La experiencia distaría mucho de ser una novedad para la Isla. Durante la República proliferaron las clínicas mutuales y otros tipos de centros asistenciales privados para cubanos de las más variadas posibilidades adquisitivas. Clínicas y laboratorios privados que absorbían así una gran cantidad de servicios médicos y, en consecuencia, aumentaban las posibilidades de atención en los centros de salud públicos.
Solo que, bien lo sabemos, el Estado-Partido (¿”comunista?”)-Gobierno no lo va a permitir, por muchas razones.
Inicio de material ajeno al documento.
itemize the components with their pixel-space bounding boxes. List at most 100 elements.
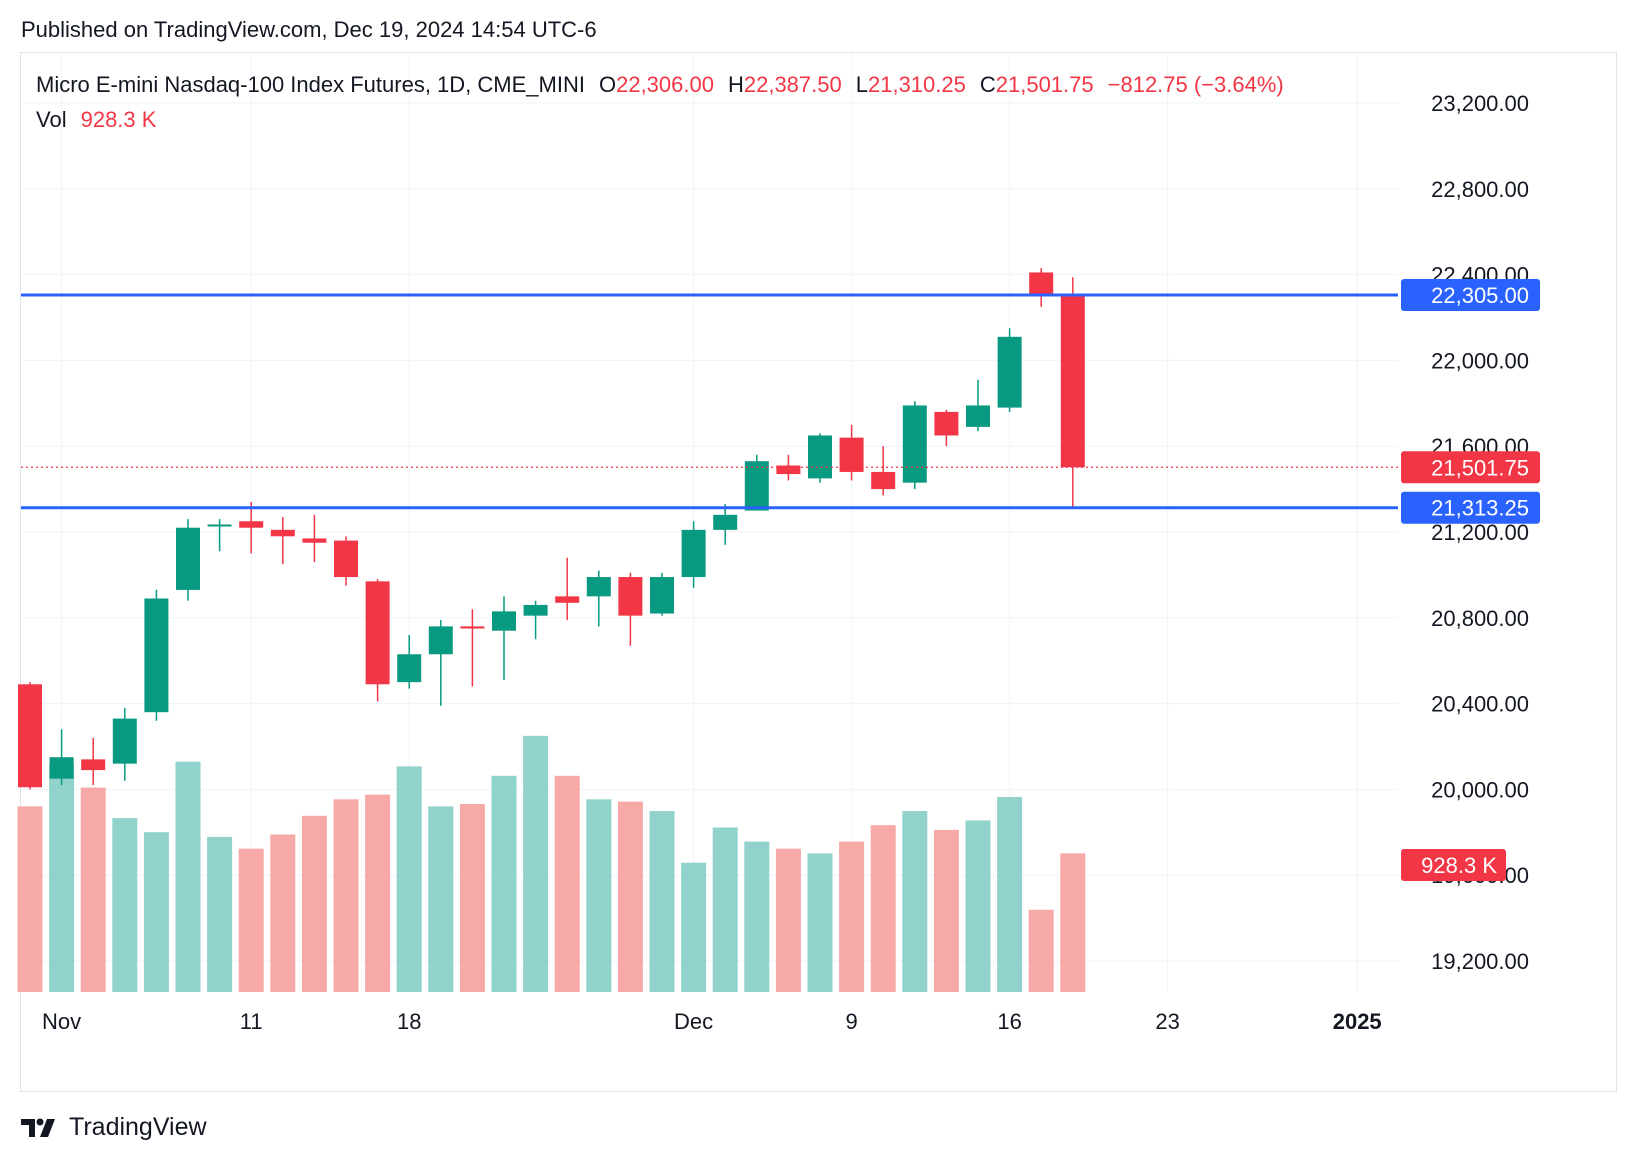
x-axis-tick-label: 11: [240, 1009, 263, 1034]
published-caption: Published on TradingView.com, Dec 19, 20…: [21, 17, 597, 42]
open-label: O: [598, 72, 617, 97]
volume-bar: [712, 827, 738, 992]
volume-bar: [238, 848, 264, 992]
volume-legend: Vol 928.3 K: [36, 107, 156, 133]
symbol-title[interactable]: Micro E-mini Nasdaq-100 Index Futures, 1…: [36, 72, 585, 97]
candle-body[interactable]: [144, 598, 169, 713]
volume-bar: [649, 811, 675, 992]
volume-badge: 928.3 K: [1421, 853, 1497, 878]
volume-bar: [491, 775, 517, 992]
volume-bar: [333, 799, 359, 992]
candle-body[interactable]: [934, 411, 959, 436]
candle-body[interactable]: [966, 405, 990, 427]
candle-body[interactable]: [460, 626, 485, 629]
volume-bar: [523, 735, 549, 992]
candle-body[interactable]: [49, 757, 74, 779]
volume-bar: [175, 761, 201, 992]
candle-body[interactable]: [270, 529, 295, 537]
candle-body[interactable]: [492, 611, 516, 631]
change-value: −812.75 (−3.64%): [1107, 72, 1284, 97]
candle-body[interactable]: [397, 654, 422, 683]
tradingview-logo-icon: [21, 1118, 55, 1137]
y-axis-tick-label: 22,800.00: [1431, 177, 1529, 202]
volume-bar: [207, 836, 233, 992]
candle-body[interactable]: [997, 336, 1022, 408]
x-axis-tick-label: 9: [845, 1009, 857, 1034]
volume-bar: [554, 775, 580, 992]
volume-bar: [396, 766, 422, 992]
y-axis-tick-label: 23,200.00: [1431, 91, 1529, 116]
level-price-badge: 22,305.00: [1431, 283, 1529, 308]
volume-bar: [997, 796, 1023, 992]
footer-brand[interactable]: TradingView: [21, 1113, 207, 1142]
low-label: L: [855, 72, 868, 97]
close-value: 21,501.75: [995, 72, 1094, 97]
candle-body[interactable]: [365, 581, 390, 685]
volume-bar: [428, 806, 454, 992]
volume-bar: [270, 834, 296, 992]
candle-body[interactable]: [871, 471, 896, 490]
open-value: 22,306.00: [616, 72, 714, 97]
x-axis-tick-label: Dec: [674, 1009, 713, 1034]
candle-body[interactable]: [1029, 272, 1054, 294]
volume-bar: [586, 799, 612, 992]
vol-label[interactable]: Vol: [36, 107, 67, 132]
candle-body[interactable]: [176, 527, 200, 590]
volume-bar: [1060, 853, 1086, 992]
candle-body[interactable]: [650, 577, 674, 614]
x-axis-tick-label: Nov: [42, 1009, 81, 1034]
volume-bar: [807, 853, 833, 992]
candle-body[interactable]: [523, 604, 548, 616]
high-label: H: [727, 72, 744, 97]
candle-body[interactable]: [207, 524, 232, 527]
candle-body[interactable]: [1060, 294, 1085, 468]
candle-body[interactable]: [713, 514, 738, 530]
candle-body[interactable]: [808, 435, 832, 479]
volume-bar: [902, 811, 928, 992]
volume-bar: [870, 825, 896, 992]
ohlc-legend: Micro E-mini Nasdaq-100 Index Futures, 1…: [36, 72, 1284, 98]
high-value: 22,387.50: [743, 72, 842, 97]
candle-body[interactable]: [18, 684, 42, 788]
volume-bar: [365, 794, 391, 992]
last-price-badge-bg: [1401, 451, 1540, 484]
candle-body[interactable]: [555, 596, 580, 603]
candle-body[interactable]: [428, 626, 453, 655]
x-axis-tick-label: 18: [397, 1009, 421, 1034]
candle-body[interactable]: [112, 718, 137, 764]
candle-body[interactable]: [681, 529, 706, 578]
candle-body[interactable]: [81, 759, 106, 771]
candle-body[interactable]: [776, 465, 801, 475]
y-axis-tick-label: 20,400.00: [1431, 692, 1529, 717]
candle-body[interactable]: [334, 540, 358, 578]
candle-body[interactable]: [902, 405, 927, 483]
volume-bar: [301, 815, 327, 992]
volume-bar: [775, 848, 801, 992]
volume-bar: [839, 841, 865, 992]
level-price-badge: 21,313.25: [1431, 496, 1529, 521]
volume-bar: [459, 804, 485, 992]
x-axis-tick-label: 16: [997, 1009, 1021, 1034]
brand-name: TradingView: [69, 1113, 207, 1141]
candle-body[interactable]: [586, 577, 611, 597]
candle-body[interactable]: [618, 577, 643, 616]
volume-bar: [617, 801, 643, 992]
close-label: C: [979, 72, 996, 97]
candle-body[interactable]: [744, 461, 769, 511]
chart-frame: [20, 52, 1617, 1092]
low-value: 21,310.25: [867, 72, 966, 97]
candle-body[interactable]: [302, 538, 327, 543]
volume-bar: [17, 806, 43, 992]
y-axis-tick-label: 20,000.00: [1431, 777, 1529, 802]
volume-badge-bg: [1401, 849, 1506, 881]
candle-body[interactable]: [239, 521, 264, 528]
y-axis-tick-label: 22,000.00: [1431, 348, 1529, 373]
vol-value: 928.3 K: [80, 107, 157, 132]
x-axis-tick-label: 23: [1155, 1009, 1179, 1034]
volume-bar: [681, 862, 707, 992]
level-price-badge-bg: [1401, 491, 1540, 524]
y-axis-tick-label: 20,800.00: [1431, 606, 1529, 631]
candle-body[interactable]: [839, 437, 864, 472]
volume-bar: [965, 820, 991, 992]
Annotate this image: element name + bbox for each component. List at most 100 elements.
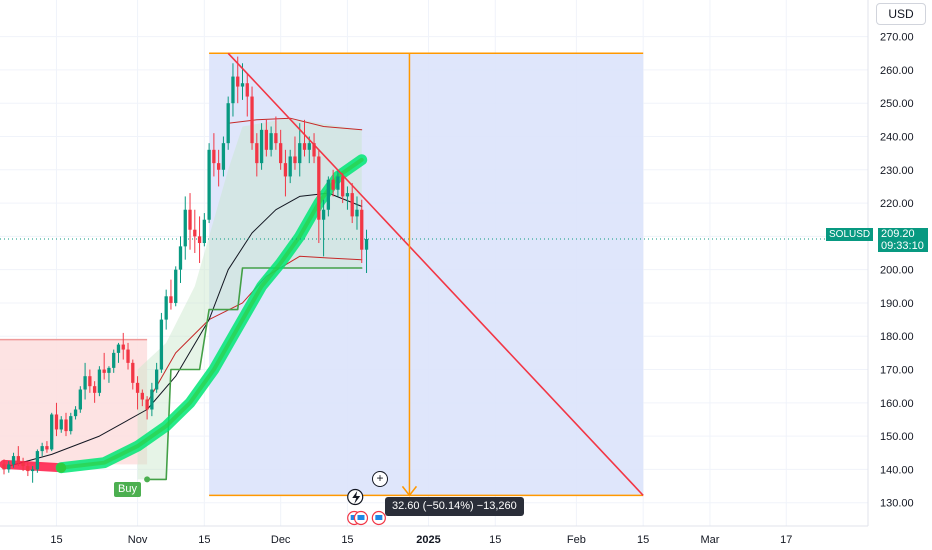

Quizás la fundamental es que semejantes libertades mermarían con creces su colosal ejército de esclavos de alquiler, los médicos que desde hace años prestan servicios en el extranjero para engrosar las arcas de los señores del poder, pero también porque se quebraría definitivamente el mito de la farsa solidaria que le ha granjeado tantos reconocimientos a la dictadura por parte de organismos internacionales y tantos quebrantos a los cubanos.